Santa Ana Woman’s Death Linked to Sulfite : FDA Officials Blame Food Preservative for 12 Fatalities Nationwide in Past 2 1/2 Years : dek
The death of a Santa Ana woman earlier this week at a Long Beach hospital was apparently the result of complications stemming from the ingestion of sulfite, a food preservative linked to at least 12 deaths nationwide.
Judith Grant, 44, died early this week at South Bay Hospital in Long Beach. An asthma sufferer, she lapsed into a coma during an attack two weeks ago after dining on pizza, a salad and a glass of wine at Hank’s Pizza in Torrance. Sulfite is commonly used to keep salads looking fresh and prevent the further fermentation of wine, authorities say.
Grant’s death is the most recent of at least 12 sulfite-linked fatalities in the United States within the past 2 1/2 years, according to Jim Greene, a spokesman for the Food and Drug Administration in Washington.
‘Additive Is Still Legal
“We’ve known for about 2 1/2 years that some segments of the population may be sulfite-sensitive--as many as 500,000 people, most of them asthmatic,” he said, “but the additive is still legal for use in foods and drink.
Mitchell Zeller, staff attorney for the Center for Public Interest in Washington, said sulfite is “very toxic” and called it the “only food additive that has killed people in the last 10 years.”
Zeller said asthma sufferers are particularly sensitive to sulfite because ingestion of even a small amount can result in fatal anaphylactic shock. The victim’s breathing passages may become blocked, and coma and death can result, he said.

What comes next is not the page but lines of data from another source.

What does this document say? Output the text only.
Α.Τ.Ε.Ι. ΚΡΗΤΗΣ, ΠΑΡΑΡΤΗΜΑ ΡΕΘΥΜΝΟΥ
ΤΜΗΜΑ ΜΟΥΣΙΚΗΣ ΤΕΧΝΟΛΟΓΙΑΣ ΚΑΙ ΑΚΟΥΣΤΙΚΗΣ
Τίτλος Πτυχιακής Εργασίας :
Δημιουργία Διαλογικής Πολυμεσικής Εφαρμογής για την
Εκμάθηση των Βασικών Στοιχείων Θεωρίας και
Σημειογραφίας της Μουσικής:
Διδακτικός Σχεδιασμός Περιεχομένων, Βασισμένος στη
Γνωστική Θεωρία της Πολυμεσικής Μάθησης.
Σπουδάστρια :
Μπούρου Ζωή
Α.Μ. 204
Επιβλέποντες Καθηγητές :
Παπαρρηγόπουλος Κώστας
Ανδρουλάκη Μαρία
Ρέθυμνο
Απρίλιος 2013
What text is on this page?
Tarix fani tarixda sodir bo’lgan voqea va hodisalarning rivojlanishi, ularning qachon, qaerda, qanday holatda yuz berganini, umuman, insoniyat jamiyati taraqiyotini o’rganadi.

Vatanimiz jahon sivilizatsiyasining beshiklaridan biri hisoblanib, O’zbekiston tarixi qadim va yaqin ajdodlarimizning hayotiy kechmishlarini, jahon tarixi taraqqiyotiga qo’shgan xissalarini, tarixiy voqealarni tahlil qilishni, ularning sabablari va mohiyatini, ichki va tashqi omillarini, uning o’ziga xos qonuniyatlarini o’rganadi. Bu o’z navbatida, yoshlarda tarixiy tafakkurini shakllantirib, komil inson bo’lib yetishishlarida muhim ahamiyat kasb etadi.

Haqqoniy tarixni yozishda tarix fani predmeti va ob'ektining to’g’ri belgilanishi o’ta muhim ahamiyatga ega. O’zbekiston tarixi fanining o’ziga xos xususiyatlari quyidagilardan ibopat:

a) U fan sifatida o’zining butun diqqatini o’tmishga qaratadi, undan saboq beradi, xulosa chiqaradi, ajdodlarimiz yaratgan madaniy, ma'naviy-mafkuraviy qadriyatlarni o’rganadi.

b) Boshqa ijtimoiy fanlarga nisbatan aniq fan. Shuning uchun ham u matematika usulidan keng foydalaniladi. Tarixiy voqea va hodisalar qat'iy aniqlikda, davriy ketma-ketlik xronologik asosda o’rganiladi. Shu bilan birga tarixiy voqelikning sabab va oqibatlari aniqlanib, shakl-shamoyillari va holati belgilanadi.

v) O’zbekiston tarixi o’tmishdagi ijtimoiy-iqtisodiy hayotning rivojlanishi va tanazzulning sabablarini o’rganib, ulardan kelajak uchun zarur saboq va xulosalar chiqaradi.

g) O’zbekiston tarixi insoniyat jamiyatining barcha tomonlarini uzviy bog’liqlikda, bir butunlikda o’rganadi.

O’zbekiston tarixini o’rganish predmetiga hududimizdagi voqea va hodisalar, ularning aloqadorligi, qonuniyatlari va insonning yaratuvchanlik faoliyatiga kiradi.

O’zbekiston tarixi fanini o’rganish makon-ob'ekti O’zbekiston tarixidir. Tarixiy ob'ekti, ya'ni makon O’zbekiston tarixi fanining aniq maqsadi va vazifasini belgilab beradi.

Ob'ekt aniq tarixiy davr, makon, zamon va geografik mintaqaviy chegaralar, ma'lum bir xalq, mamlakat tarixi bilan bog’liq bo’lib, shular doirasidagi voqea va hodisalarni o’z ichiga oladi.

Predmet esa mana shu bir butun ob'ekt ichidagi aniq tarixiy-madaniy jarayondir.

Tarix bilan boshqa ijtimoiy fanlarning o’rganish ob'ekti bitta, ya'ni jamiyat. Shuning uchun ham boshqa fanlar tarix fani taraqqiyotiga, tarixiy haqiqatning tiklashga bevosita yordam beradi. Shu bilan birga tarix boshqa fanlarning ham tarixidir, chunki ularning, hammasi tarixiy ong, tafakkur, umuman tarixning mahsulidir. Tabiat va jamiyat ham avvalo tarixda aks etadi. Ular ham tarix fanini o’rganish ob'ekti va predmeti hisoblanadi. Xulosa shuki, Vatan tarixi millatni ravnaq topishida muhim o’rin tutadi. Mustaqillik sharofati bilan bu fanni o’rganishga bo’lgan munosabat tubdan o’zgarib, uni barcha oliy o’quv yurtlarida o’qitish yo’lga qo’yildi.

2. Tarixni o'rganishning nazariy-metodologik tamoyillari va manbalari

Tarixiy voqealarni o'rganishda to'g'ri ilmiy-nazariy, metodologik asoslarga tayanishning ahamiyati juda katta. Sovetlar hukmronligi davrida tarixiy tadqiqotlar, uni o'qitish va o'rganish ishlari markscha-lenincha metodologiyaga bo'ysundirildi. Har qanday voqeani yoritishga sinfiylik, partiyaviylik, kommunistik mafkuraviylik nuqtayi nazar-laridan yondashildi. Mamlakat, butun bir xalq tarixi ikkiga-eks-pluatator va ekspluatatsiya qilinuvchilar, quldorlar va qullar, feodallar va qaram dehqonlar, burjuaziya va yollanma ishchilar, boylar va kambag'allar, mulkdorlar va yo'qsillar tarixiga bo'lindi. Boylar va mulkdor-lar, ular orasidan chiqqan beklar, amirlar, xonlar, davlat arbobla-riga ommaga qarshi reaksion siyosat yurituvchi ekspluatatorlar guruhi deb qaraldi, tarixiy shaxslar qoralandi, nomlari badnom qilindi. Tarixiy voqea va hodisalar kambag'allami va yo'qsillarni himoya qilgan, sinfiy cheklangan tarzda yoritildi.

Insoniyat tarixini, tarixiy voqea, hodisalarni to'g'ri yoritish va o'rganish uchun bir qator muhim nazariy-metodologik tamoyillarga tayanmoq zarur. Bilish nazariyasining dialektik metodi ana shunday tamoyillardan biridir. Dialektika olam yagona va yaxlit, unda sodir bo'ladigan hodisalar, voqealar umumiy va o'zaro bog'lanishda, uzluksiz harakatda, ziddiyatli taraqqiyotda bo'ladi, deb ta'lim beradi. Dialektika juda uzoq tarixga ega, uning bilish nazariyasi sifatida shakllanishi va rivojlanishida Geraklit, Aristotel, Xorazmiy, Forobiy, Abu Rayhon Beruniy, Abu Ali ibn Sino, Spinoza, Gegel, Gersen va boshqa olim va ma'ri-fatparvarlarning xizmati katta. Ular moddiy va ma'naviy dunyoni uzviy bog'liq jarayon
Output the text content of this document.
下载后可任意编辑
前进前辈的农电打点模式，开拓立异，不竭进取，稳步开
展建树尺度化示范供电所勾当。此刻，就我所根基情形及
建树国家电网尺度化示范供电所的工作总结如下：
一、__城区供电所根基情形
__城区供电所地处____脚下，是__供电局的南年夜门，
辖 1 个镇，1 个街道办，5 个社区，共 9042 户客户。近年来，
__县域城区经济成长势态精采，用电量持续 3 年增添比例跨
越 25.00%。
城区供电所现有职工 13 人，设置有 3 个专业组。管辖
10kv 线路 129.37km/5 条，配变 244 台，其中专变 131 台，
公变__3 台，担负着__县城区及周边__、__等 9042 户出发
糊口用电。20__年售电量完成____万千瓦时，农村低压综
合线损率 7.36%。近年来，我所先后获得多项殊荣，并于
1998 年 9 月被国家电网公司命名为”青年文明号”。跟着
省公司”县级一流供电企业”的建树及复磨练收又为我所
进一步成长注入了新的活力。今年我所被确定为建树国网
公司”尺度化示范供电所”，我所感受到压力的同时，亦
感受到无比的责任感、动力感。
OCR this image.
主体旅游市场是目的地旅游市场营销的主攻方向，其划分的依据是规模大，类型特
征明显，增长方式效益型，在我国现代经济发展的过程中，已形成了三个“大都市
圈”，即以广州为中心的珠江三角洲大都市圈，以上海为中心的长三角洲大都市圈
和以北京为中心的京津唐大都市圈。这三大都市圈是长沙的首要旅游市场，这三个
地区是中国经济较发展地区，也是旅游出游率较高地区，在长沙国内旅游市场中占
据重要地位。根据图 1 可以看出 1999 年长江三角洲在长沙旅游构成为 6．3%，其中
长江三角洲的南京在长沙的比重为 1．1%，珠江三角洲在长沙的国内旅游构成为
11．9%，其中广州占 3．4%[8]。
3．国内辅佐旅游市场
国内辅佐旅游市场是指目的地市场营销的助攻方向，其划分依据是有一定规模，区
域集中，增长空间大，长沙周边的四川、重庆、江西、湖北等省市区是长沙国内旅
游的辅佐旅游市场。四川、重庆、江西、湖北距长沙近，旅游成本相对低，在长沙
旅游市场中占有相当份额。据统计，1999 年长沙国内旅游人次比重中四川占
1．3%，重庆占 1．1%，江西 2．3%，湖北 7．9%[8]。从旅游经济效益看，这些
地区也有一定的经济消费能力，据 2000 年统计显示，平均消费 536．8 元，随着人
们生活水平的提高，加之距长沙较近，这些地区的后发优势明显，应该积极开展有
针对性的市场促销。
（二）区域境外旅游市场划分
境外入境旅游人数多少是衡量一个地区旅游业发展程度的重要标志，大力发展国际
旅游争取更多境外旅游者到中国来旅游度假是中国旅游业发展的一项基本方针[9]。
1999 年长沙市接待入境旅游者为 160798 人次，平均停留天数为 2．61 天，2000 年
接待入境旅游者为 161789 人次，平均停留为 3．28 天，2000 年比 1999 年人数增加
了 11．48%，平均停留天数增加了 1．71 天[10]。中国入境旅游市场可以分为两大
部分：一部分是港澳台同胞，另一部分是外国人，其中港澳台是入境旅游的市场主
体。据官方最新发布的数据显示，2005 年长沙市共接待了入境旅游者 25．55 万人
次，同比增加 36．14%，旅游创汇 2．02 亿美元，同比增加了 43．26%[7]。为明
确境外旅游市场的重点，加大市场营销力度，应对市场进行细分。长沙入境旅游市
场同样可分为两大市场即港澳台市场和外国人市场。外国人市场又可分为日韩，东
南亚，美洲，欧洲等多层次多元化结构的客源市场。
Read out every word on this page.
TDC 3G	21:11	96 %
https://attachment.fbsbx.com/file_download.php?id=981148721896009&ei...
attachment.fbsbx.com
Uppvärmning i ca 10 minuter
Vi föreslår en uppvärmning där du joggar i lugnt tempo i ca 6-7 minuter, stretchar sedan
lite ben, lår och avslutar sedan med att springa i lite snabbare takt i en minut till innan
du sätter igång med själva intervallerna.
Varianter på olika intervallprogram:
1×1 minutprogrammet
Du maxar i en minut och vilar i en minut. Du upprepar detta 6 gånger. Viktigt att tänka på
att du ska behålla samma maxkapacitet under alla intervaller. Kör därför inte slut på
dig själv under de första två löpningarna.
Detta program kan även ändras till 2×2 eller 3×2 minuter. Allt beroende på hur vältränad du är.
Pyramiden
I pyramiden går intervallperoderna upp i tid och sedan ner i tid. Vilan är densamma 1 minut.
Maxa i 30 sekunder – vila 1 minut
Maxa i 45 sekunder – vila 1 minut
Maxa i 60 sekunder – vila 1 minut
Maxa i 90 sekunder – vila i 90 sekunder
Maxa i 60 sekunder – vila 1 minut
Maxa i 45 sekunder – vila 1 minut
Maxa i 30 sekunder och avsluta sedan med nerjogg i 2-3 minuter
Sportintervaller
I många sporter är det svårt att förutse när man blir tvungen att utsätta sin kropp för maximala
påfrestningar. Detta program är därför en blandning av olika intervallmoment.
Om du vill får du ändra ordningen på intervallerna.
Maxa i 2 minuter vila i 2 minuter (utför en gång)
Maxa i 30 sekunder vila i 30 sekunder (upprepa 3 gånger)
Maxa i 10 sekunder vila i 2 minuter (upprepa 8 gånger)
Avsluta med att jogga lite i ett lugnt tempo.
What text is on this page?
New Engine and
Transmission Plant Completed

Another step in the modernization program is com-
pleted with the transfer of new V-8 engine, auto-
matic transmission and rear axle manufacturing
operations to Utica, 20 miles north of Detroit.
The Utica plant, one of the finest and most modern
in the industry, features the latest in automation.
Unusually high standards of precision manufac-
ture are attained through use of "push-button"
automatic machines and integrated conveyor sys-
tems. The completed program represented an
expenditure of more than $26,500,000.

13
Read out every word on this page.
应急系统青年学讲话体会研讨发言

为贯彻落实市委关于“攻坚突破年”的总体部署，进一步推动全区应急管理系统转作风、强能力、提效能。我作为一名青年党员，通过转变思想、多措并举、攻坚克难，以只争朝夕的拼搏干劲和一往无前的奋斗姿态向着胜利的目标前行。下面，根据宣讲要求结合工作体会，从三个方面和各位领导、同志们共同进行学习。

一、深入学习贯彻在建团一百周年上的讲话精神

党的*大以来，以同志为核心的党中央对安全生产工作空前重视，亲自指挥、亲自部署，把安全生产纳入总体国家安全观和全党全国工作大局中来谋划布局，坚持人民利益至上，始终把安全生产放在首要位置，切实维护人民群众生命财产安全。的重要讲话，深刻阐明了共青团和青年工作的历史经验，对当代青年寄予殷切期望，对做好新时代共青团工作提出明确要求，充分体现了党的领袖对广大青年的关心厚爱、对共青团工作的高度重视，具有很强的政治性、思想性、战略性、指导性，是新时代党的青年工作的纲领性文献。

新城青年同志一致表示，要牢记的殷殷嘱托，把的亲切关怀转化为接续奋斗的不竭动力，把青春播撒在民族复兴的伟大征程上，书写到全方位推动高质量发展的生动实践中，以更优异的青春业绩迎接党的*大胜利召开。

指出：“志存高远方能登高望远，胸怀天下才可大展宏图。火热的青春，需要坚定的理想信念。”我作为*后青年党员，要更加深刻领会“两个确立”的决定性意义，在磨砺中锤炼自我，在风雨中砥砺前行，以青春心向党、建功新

Greene said the FDA is now evaluating a 1984 study on sulfite conducted by an independent science lab and is considering restricting the use of the additive. He said a decision about the preservative’s use is expected from the FDA by the end of July.
Alerted States to Risks
“It makes no sense to take action before we have appropriately evaluated the situation,” he said. “We have, however, alerted states to the potential health risks of sulfite and asked them to regulate restaurants accordingly. But only a handful have followed through.”
Greene said the situation has gotten better in the past 2 1/2 years, citing a report from the National Restaurant Assn. of America that estimated that only 4% of the organization’s members are still using the preservative.
California is one of a handful of states that requires eating establishments to post warnings when sulfite is being used. Legislation passed Thursday in the Assembly would prohibit the use of sulfites in foods next year. The measure has not yet been considered by the Senate.
‘That’s a Poison’
“It should be illegal in all states,” said Don Grant, Judith’s husband. “It’s illegal for a restaurant to serve cyanide because that’s a poison. And I don’t see why it shouldn’t be illegal to serve sulfite, because that’s a poison.”
Grant said 2 1/2 years is long enough to evaluate the hazards of the additive.
“We don’t do a whole heck of a lot when one or two people die,” he said. “But what if all 500,000 (sulfite-sensitive people) died tomorrow? What would we do then?”
The owners of Hank’s Pizza could not be reached for comment.
Grant, however, said he and his wife saw no warnings posted at the establishment about sulfite used in the food.
He said he is consulting with a lawyer for possible legal action because of his wife’s death.